• SC 469

    Grégoire le Grand (Pierre de Cava)

    Commentaire sur le Premier Livre des Rois, tome V
    V, 1 – 212

    janvier 2003

    Introduction, texte, traduction et notes par Adalbert de Vogüé.

    Ouvrage publié avec le concours du Conseil Général du Rhône.
    Révision assurée par Dominique Gonnet.
    ISBN : 9782204069922
    497 pages
    D'Anne et de Samuel à l'onction de David, une méditation sur les modèles du sacerdoce et de la vie monastique, par un moine italien du 12e siècle.

    Présentation

    Exceptionnellement long, ce livre V du Commentaire sur le Premier Livre des Rois retrace l'avènement du roi Saül et ses premières campagnes contre les Philistins, dans lesquelles Pierre de Cava voit une image de la lutte du peuple chrétien et de ses pasteurs contre les démons et les vices, celui de luxure en particulier. Saül et son fils Jonathas figurent d'ordinaire l'évêque et ses collaborateurs, mais vers le milieu du livre, une page énigmatique, qui parle du « Souverain Pontife » ou « Prêtre Suprême », semble envisager l'action du pape et de ses légats. Rempli d'observations fines sur la vie et l'action des chrétiens, cet ouvrage exégétique du XIIe siècle nous intéresse en particulier par son appréciation positive des études profanes, considérées comme une aide pour qui veut comprendre l'Écriture Sainte, et par sa façon de caractériser l'apostolat des moines, qui consiste moins à convertir les pécheurs qu'à conduire les convertis vers la perfection.
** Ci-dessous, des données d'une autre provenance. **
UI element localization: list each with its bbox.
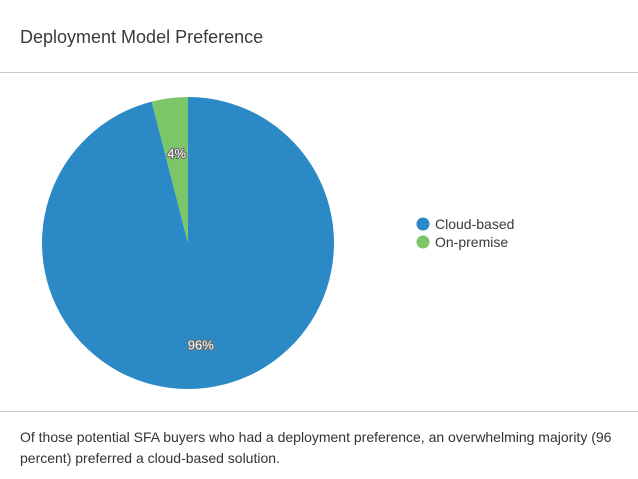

    Moine de la Pierre-qui-Vire, Adalbert de Vogüé a édité de nombreux volumes des Sources Chrétiennes, en particulier La Règle de saint Benoît (1971-1977).

    Le mot des Sources Chrétiennes

    Poursuivant sa lecture allégorique du Premier Livre des Rois – le livre V commente 1 Samuel 11, 1-15, 6 –, Pierre de Cava prend prétexte du récit biblique pour délivrer un enseignement concernant l'Église de son temps. Tout en portant un regard critique sur la vie de l'Église au XIIe siècle, il invite, en effet, les pasteurs, les moines et le peuple chrétien à se réformer et à s'engager résolument sur la voie de la sainteté, malgré les échecs et les défaillances. On est donc bien loin ici d'une exégèse historico-littérale : seul le sens spirituel intéresse vraiment le commentateur. En cela, l'abbé de Cava se montre un lointain héritier d'Origène. Il pourrait dire, comme lui, prévenant une objection de ses auditeurs à la lecture du livre des Nombres ou celui de Josué : en quoi ces récits de batailles, ces guerres et ces actes de barbarie nous concernent-ils ? Quel intérêt ont-ils pour la vie chrétienne ? En vérité, Pierre de Cava ne formule même pas une telle objection. Les guerres menées par Saül et Jonathan contre les Ammonites, les Philistins ou les Amalécites ne l'intéressent pas, sinon de manière symbolique, d'un symbolisme à la fois foisonnant et déroutant à première vue, tant la relation au texte devient lointaine et presque inexistante. Le récit de l'Ancien Testament devient prétexte pour écrire une autre histoire, grâce au sens spirituel, celle de l'Église et des corps qui la composent, telle que la lit l'auteur à travers les comportements de son temps, et telle qu'il voudrait l'infléchir pour la rendre plus édifiante.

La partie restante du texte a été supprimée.